The Crime-Book Society No. 1
Having nearly finished collecting the Jarrolds 'Jackdaw' Crime Series, I have - like a moth to a candle flame - now embarked on another paperback flight; this time The Crime-Book Society Pocket Library. I have purchased the first eleven in the series, and have read eight of them whilst on holiday in Greece.
Hugh Clevely starts the series - he also wrote No. 15 'Gang Law' and No. 41 'The Wrong Murderer'. Clevely was born in Bristol in 1898 and was a bank clerk at the start of the Great War. He enlisted in the Grenadier Guards in April 1915 and was posted to France in March 1917. Wounded in August, he returned to England but transferred to the RFC in March 1918. After the War, in March 1922, he joined the British Gendarmeries section of the Palestine Police as a Sergeant but left in the Spring of 1925. On his return, he found himself without either a job or money, his most prized possession being an old type writer. He lived for three months on 7/6 a week, in a disused furniture van in the middle of a Sussex wood! He set to work on the type writer and became a prolific writer of novels, publishing 23 books under his own name between 1928 and 1955. He wrote a further nine under the pseudonym Tod Claymore. He was also one of the dozens of authors who wrote for the story paper The Thriller in the 1930s - other writers included Leslie Charteris, John Creasey, Edgar Wallace, Agatha Christie and Margery Allingham. After the 2WW, Clevely contributed a dozen or so titles to the hugely popular Sexton Blake series. He died in 1964.

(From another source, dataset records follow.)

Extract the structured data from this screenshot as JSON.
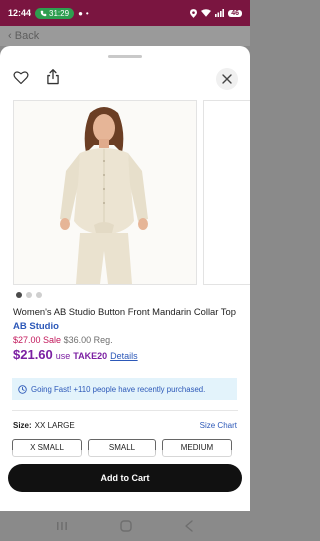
{
  "status_bar": {
    "time": "12:44",
    "call_timer": "31:29",
    "battery": "46"
  },
  "background": {
    "back_label": "Back"
  },
  "product": {
    "title": "Women's AB Studio Button Front Mandarin Collar Top",
    "brand": "AB Studio",
    "sale_price": "$27.00 Sale",
    "regular_price": "$36.00 Reg.",
    "promo_price": "$21.60",
    "promo_use": "use",
    "promo_code": "TAKE20",
    "promo_details": "Details",
    "image_count": 3,
    "active_image": 1
  },
  "alert": {
    "text": "Going Fast! +110 people have recently purchased."
  },
  "size": {
    "label": "Size:",
    "selected": "XX LARGE",
    "chart_link": "Size Chart",
    "options": [
      "X SMALL",
      "SMALL",
      "MEDIUM"
    ]
  },
  "cta": {
    "label": "Add to Cart"
  },
  "colors": {
    "status_bar": "#7a1540",
    "sale": "#c2185b",
    "promo": "#7b1fa2",
    "link": "#2c58b8",
    "cta": "#111111"
  }
}
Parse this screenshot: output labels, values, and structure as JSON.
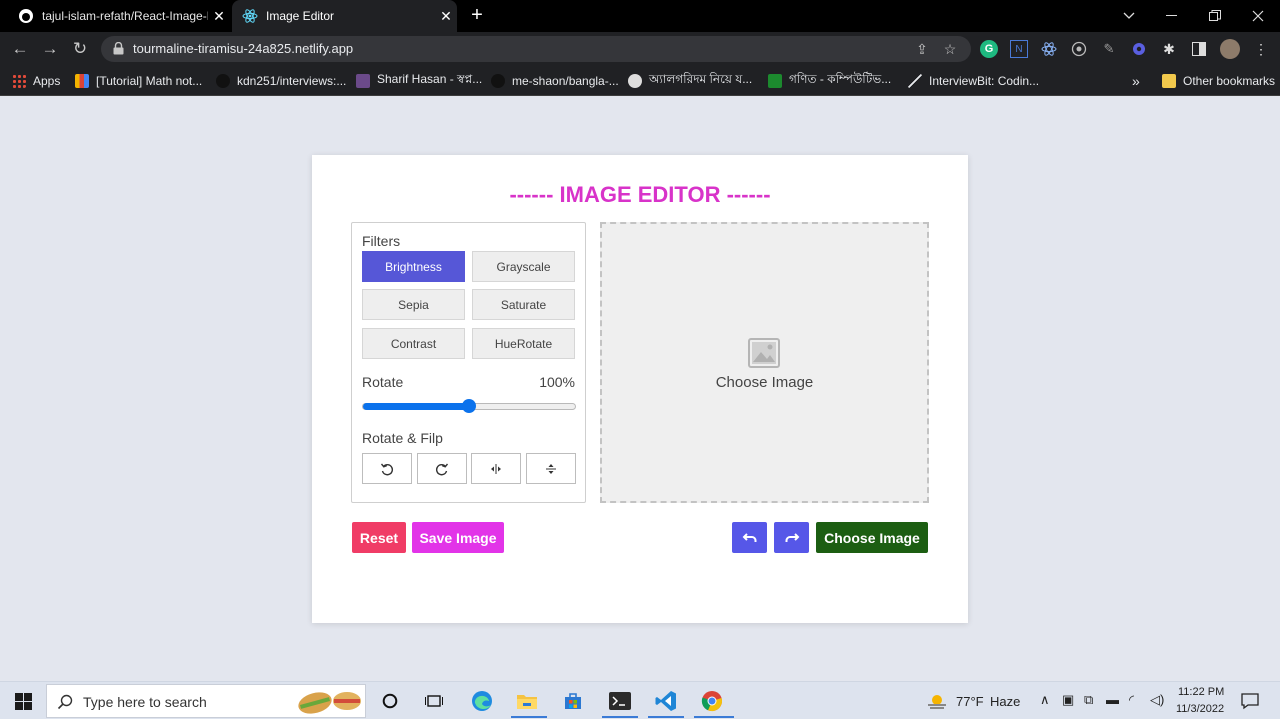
{
  "browser": {
    "tabs": [
      {
        "title": "tajul-islam-refath/React-Image-E",
        "close": "✕"
      },
      {
        "title": "Image Editor",
        "close": "✕"
      }
    ],
    "new_tab": "+",
    "url": "tourmaline-tiramisu-24a825.netlify.app",
    "bookmarks": [
      {
        "label": "Apps"
      },
      {
        "label": "[Tutorial] Math not..."
      },
      {
        "label": "kdn251/interviews:..."
      },
      {
        "label": "Sharif Hasan - স্বপ্ন..."
      },
      {
        "label": "me-shaon/bangla-..."
      },
      {
        "label": "অ্যালগরিদম নিয়ে য..."
      },
      {
        "label": "গণিত - কম্পিউটিভ..."
      },
      {
        "label": "InterviewBit: Codin..."
      }
    ],
    "bookmarks_more": "»",
    "other_bookmarks": "Other bookmarks",
    "extension_g": "G",
    "extension_n": "N"
  },
  "app": {
    "title": "------ IMAGE EDITOR ------",
    "filters_label": "Filters",
    "filters": [
      {
        "label": "Brightness",
        "active": true
      },
      {
        "label": "Grayscale",
        "active": false
      },
      {
        "label": "Sepia",
        "active": false
      },
      {
        "label": "Saturate",
        "active": false
      },
      {
        "label": "Contrast",
        "active": false
      },
      {
        "label": "HueRotate",
        "active": false
      }
    ],
    "rotate_label": "Rotate",
    "rotate_value": "100%",
    "slider_fraction": 0.5,
    "rotate_flip_label": "Rotate & Filp",
    "dropzone_label": "Choose Image",
    "buttons": {
      "reset": "Reset",
      "save": "Save Image",
      "choose": "Choose Image"
    },
    "colors": {
      "title": "#d833c9",
      "active_filter": "#5657d7",
      "reset": "#f03c66",
      "save": "#e234e8",
      "undo_redo": "#5657e8",
      "choose": "#1c5e12",
      "slider": "#0b72ec"
    }
  },
  "taskbar": {
    "search_placeholder": "Type here to search",
    "weather_temp": "77°F",
    "weather_text": "Haze",
    "time": "11:22 PM",
    "date": "11/3/2022"
  }
}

This tale is a fairly breath-taking account about the man nick-named 'The Gang-Smasher', a gigantic red-haired figure of a man yet human and attractive withal. It is the story of a born fighter, who sets out to smash the all-powerful Tortoni gang... John Martinson had worked his passage home from China only a week before the story begins. He was an educated man, who could shoot, fence, box, wrestle, command a battalion, and speak five languages. Walking aimlessly in a London fog, he deals with a pickpocket and an enquiring policemen in the same way - one to the head the other to the solar plexus! A quarter of an hour later the booking-clerk at the Paddington Station hotel was astonished by a large, deeply tanned, and very shabby man, with an ugly face, a bent nose, and the most aggressively red hair that he had ever seen, who smiled contentedly in a queer, lop-sided manner as he asked for food and drink immediately and a room for the night.

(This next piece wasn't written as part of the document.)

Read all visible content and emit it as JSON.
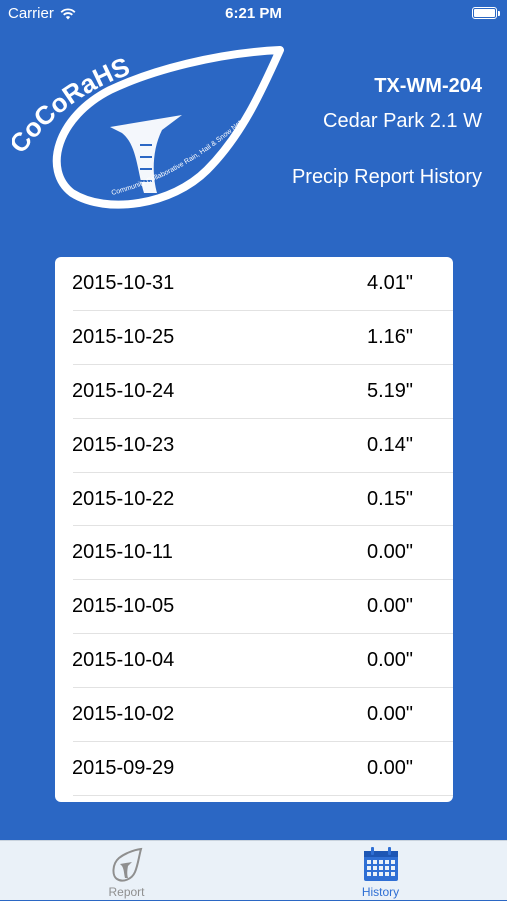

In his room, he searches what he had purloined from the pickpocket. An address (Sylvester Brown...) on a piece of paper, five cigarettes and a cigarette tin with at least £400 in £1 notes! The following day, be spent £30 odd buying a refit of clothes, then travelled to the address on the piece of paper. He encounters Susan Brown - a very pretty girl, her dark, shingled hair, parted in the middle, fell in attractive waves on either side of her forehead, and formed a pleasing contrast with the clear, warm tints of her complexion. Her eyes were dark, tender with the dreaminess of youth, but shining with a light of humour and intelligence that gave a delightful air of animation to her face. Her mouth was small and red, a mouth that would very easily tempt men to forget themselves...What's not to like? Martinson, being a toughie but uncomfortable with girls, takes the whole book to succumb - in the last couple of pages she hears him say, luckily for my piece of mind there's nothing I can imagine myself hating more than being married. Equally luckily for him, he is no seer.

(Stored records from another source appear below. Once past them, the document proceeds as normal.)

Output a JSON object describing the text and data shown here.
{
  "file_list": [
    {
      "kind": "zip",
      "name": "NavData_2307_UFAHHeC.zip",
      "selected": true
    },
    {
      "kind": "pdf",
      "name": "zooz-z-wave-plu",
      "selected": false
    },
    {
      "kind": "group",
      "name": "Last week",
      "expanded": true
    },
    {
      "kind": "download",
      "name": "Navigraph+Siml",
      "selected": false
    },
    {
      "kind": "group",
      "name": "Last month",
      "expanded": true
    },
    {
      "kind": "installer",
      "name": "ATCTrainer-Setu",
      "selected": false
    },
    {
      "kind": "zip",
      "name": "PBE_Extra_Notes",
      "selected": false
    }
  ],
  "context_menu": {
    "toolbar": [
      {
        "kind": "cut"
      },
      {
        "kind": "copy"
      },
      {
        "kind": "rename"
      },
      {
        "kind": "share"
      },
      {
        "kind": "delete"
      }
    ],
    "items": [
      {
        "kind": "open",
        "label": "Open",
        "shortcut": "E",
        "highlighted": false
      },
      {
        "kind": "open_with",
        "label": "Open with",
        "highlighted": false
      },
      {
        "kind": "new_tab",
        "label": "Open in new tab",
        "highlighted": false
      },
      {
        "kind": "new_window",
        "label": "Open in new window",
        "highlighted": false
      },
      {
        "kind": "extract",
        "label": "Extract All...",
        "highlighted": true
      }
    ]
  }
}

It is Sylvia who tells Martinson about the feared and ruthless Tortoni gang. Apparently, they want to kill her brother Sylvester. The latter turns up and says the gang recently knifed his friend Ted Williamson to death and he himself had received a threatening telephone call - don't talk or you die! Well, Martinson 's reaction is obvious: I'm going after them. And so he does, over the next 260 pages. First, he relieves one of the gang of the stolen Duchess of Midhurst's diamonds, worth £60,000+. Before going to see the Duchess, he makes it clear his whole enterprise has no place for a woman. Sylvia responds: You seem to have a very poor opinion of girls, Mr. Martinson. I suppose that very brave and tremendously clever men always have. Or perhaps it's because you're what is called 'a man's man.' Are you? Do you smell of tweeds, and tobacco, and have you got an Irish terrier named Pete who's your best friend? What a girl! Martinson's meeting with the Duke and Duchess also includes a Comtesse de Varenne, who summons her friend Captain Vandaleur to verify the jewels. Are both of the latter what they seem? Of course not, or there would be no plot. And clever Martinson knows they are crooks from the start.
Scotland Yard get involved; Martinson inches every closer to finding out who the leader of the Tortoni gang is; the deaf and dumb Professor André, a neighbour of the wealthy Mrs. Somerville, whose jewels are also stolen, is clearly a Person of Interest; and the novel builds to a thrilling climax in the English Channel. It's a fairly convoluted, but well-controlled plot, and I enjoyed the flashes of humour interspersed amongst the skulduggery. I look forward to purchasing Gang Law before too long.